On Wednesday, Dell Inc. and private-equity firm Silver Lake are currently in talks to acquire EMC, the big data and storage vendor. This potential deal could become the highest technology transaction to date. Dell is now offering $27.25 a share in cash to buy out EMC and would also give investors what’s known as a tracking stock in VMware, the cloud software company that’s 80 percent owned by EMC. That stock would “track” the value of the remaining 20 percent of VMware that openly trades. Together that would bring the per-share value above $30.

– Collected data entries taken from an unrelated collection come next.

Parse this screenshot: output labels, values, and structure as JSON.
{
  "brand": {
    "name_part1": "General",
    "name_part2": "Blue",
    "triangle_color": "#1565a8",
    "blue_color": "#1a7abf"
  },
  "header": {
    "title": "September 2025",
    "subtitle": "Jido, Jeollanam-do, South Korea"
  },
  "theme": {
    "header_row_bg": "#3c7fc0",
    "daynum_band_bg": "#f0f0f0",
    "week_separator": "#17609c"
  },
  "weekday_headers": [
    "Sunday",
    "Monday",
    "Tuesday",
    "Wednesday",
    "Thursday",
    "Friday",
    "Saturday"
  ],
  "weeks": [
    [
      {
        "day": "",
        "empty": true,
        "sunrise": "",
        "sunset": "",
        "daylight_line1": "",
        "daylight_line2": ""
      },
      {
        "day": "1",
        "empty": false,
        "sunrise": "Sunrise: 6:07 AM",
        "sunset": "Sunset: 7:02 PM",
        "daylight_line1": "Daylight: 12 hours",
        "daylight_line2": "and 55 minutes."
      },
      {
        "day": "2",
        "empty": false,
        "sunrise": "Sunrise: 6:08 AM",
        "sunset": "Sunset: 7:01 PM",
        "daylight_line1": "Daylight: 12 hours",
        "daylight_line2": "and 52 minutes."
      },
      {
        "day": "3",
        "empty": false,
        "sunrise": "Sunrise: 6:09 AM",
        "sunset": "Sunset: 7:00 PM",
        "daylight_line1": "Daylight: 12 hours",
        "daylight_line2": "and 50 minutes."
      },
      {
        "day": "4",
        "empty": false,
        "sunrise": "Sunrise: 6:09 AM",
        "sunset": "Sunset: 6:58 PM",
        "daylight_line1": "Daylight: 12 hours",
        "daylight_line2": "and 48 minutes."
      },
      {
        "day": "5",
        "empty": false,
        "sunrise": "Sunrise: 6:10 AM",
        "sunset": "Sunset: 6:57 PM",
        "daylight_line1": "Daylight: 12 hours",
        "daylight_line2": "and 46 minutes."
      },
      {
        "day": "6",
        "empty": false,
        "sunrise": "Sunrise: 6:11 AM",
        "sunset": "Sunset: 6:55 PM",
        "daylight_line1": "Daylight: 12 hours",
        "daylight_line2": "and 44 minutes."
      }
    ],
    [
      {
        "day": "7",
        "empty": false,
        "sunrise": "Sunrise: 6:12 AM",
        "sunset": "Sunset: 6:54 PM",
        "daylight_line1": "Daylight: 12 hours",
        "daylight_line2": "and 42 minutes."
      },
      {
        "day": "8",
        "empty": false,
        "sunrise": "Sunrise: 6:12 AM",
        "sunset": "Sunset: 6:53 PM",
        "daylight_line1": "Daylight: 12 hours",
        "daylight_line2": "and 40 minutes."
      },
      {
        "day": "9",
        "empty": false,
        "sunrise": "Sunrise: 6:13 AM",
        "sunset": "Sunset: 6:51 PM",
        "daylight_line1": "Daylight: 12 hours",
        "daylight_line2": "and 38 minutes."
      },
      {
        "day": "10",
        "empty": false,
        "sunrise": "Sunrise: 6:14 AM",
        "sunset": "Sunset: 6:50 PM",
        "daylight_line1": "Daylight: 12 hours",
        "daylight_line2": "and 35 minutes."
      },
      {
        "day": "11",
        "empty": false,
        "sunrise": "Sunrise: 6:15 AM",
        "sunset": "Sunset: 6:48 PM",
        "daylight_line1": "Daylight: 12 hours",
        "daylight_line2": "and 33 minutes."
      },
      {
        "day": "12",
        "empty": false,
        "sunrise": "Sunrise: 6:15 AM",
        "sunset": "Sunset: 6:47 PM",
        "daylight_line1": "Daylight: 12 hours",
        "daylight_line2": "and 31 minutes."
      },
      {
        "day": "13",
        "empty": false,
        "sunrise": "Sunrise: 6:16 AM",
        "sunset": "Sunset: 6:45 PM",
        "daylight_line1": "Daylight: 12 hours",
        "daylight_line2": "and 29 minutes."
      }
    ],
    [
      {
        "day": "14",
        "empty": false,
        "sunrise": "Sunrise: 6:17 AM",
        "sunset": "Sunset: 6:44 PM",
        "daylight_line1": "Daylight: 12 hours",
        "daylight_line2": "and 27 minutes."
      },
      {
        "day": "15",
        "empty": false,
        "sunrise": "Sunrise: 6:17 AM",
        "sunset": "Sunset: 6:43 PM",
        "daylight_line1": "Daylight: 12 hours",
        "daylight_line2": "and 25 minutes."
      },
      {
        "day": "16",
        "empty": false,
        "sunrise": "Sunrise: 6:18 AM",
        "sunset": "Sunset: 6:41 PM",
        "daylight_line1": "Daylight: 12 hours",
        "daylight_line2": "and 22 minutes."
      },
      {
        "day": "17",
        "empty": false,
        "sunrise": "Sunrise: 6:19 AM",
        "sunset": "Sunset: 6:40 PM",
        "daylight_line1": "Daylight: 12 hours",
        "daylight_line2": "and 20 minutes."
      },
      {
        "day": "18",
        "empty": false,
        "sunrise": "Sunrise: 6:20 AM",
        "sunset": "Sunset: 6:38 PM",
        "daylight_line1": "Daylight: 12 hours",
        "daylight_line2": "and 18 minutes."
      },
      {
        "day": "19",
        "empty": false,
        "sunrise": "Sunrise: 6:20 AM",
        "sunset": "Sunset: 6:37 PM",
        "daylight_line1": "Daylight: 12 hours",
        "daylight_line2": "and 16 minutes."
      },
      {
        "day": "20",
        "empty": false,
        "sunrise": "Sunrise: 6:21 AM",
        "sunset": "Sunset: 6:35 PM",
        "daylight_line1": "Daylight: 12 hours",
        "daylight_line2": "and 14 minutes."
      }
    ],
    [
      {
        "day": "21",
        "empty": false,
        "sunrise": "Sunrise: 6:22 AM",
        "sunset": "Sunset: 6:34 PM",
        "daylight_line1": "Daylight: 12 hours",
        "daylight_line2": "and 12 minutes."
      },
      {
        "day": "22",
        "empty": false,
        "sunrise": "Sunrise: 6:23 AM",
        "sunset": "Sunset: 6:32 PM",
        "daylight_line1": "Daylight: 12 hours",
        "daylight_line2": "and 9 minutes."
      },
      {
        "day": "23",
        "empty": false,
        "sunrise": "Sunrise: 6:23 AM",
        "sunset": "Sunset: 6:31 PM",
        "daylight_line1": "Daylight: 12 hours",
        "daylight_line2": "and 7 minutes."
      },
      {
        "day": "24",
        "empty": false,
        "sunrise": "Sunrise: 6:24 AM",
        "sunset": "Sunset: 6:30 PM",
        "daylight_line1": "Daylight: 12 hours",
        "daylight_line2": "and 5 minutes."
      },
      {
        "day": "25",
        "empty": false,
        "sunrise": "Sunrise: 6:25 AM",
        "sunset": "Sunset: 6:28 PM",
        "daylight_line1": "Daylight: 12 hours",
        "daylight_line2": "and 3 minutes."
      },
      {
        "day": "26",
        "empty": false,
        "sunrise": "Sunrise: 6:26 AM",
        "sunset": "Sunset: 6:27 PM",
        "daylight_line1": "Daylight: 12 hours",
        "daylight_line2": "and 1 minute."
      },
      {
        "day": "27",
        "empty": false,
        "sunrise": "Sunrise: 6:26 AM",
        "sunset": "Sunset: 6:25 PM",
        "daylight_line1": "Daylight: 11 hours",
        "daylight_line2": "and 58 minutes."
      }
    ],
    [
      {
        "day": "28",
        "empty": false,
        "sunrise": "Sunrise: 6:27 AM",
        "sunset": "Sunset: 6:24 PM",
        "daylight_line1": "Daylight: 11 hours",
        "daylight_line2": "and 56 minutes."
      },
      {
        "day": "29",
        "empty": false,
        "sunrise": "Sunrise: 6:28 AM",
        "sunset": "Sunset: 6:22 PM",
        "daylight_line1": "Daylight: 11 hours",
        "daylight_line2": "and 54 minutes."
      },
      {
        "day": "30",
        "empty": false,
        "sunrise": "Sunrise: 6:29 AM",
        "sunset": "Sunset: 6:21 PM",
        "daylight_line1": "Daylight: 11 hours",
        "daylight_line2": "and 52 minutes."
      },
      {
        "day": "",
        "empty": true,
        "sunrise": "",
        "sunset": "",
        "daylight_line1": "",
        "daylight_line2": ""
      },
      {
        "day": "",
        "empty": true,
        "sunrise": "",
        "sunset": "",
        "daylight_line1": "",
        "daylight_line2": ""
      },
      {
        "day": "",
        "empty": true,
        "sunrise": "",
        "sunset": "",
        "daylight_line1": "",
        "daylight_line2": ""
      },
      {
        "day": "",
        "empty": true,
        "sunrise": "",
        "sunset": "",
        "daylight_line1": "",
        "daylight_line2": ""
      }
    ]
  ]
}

EMC was one of the best performers in the S&P 500 in the 1990s. The shares now have fallen 13% this year. In July, the company reported a 17% drop in quarterly profit. Storage has been a drag on earnings due to a “secular shift to the new digital age, defined by cloud, mobile, social and big data.” Revenue growth at EMC’s storage division has slowed from a 16% increase between 2010 and 2011 to a 2% gain between 2013 and 2014. It competes with companies including NetApp Inc., Hewlett-Packard and International Business Machines Corp. EMC has been under pressure to boost its stock price since last year, when activist hedge fund Elliott Management Corp. owned a roughly 2% stake in the company and urged it to spin off VMware. EMC owns 80% of VMware, which has a market value of $34 billion. After the Journal reported on the possible deal, EMC stock were up 4.8% last Thursday. EMC has a market capitalization of $50 billion, and a deal would likely be valued at about that level.
On the other hand, Dell went private in a roughly $25 billion buyout by its founder, Michael Dell, and private-equity firm Silver Lake. Dell rose to dominate the PC industry in the late 1990s and has been working to transform itself into an enterprise services company, offering IT products to corporate customers. A deal with EMC would help Dell’s transition from a consumer-facing company to one focused on technology for large companies. Dell still carries more than $11.7 billion in debt, according to FactSet.
While some analysts see this deal as lacking in strategic synergies, complicating EMC’s troubled growth path, the transaction would strengthen Dell’s presence among corporate customers as Dell transitions into a provider of complete enterprise computing services.